BB: Different disciplines have very different needs from HPC. For example, in genomics there is a requirement to analyse large datasets in a repetitive fashion, so it’s important that the data be closely associated with the computation. In computational physics (and perhaps chemistry) often we have relatively small datasets (or atleast small inputs/outputs), but perform extremely complex calculations; thus we have quite different economics when it comes to data logistics and the type of HPC support we are looking for. Again it comes back to people, we need people trained in how to deal with data and remote / cloud computing.
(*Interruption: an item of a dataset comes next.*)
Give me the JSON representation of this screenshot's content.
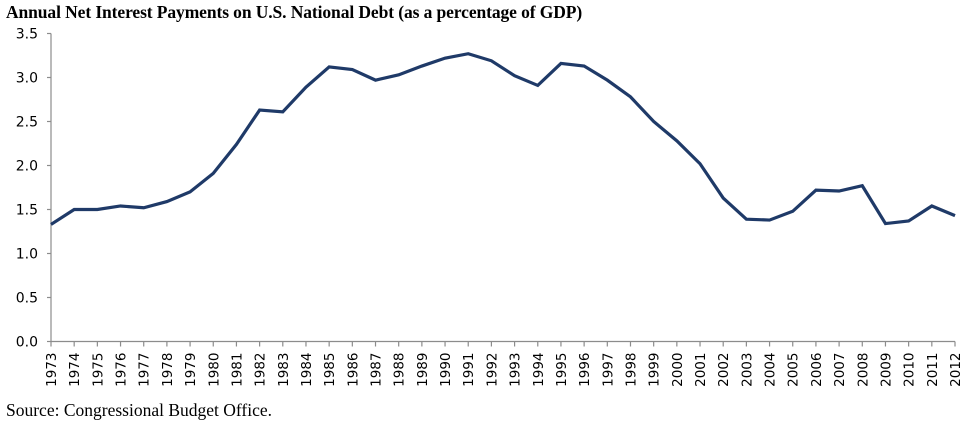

BB: Traditional eResearch communities have been around for a long time – the geeks of science – where the need was for a terminal that offered direct access to the inner workings of the computational system you were using. Understanding, manipulating and optimising the computer system was fundamental to the research you were trying to do. In the last decade or so we now see new eResearch users appearing from different disciplines (humanities, genomics) who are looking at eResearch infrastructure and resources in quite a different way. Increasingly these people want eResearch as a service. Many of these users are demanding and developing new ways of engaging with the computational system or the instruments to get their desired results.
BB: The expected NeSI appointment of an applciation specialist at Otago will play a very important role in catalyzing new users into the shared national infrastructure. This will increase the awareness and understanding of what’s available, how to access it, and how it can advance our research.
BB: When it comes to accessing large instruments they understand, researchers are more willing to go off their own campuses, but again their needs are usually for reasonably charged, timely access to instruments, shared or otherwise. Consolidated infrastructure only works for scientists if it is up and available, reliable, and reasonably priced.
BB: The move towards Open Data has potential to create considerable additional overhead for researchers, especially if the requirement to be “open” means data must be in particular formats or frameworks. In addition, data preservation needs to be reasonable – storing all data created is unlikely to be necessary. For example, in computational physics we may run a simulation that produces terabytes of data, which we assemble to produce a “movie” of a few hundred megabytes. It is the movie we analyse to determine the quality of the simulation, and what variables to manipulate, then we run another simulation. Preserving the movie might be worthwhile; preserving the underlying data is probably not.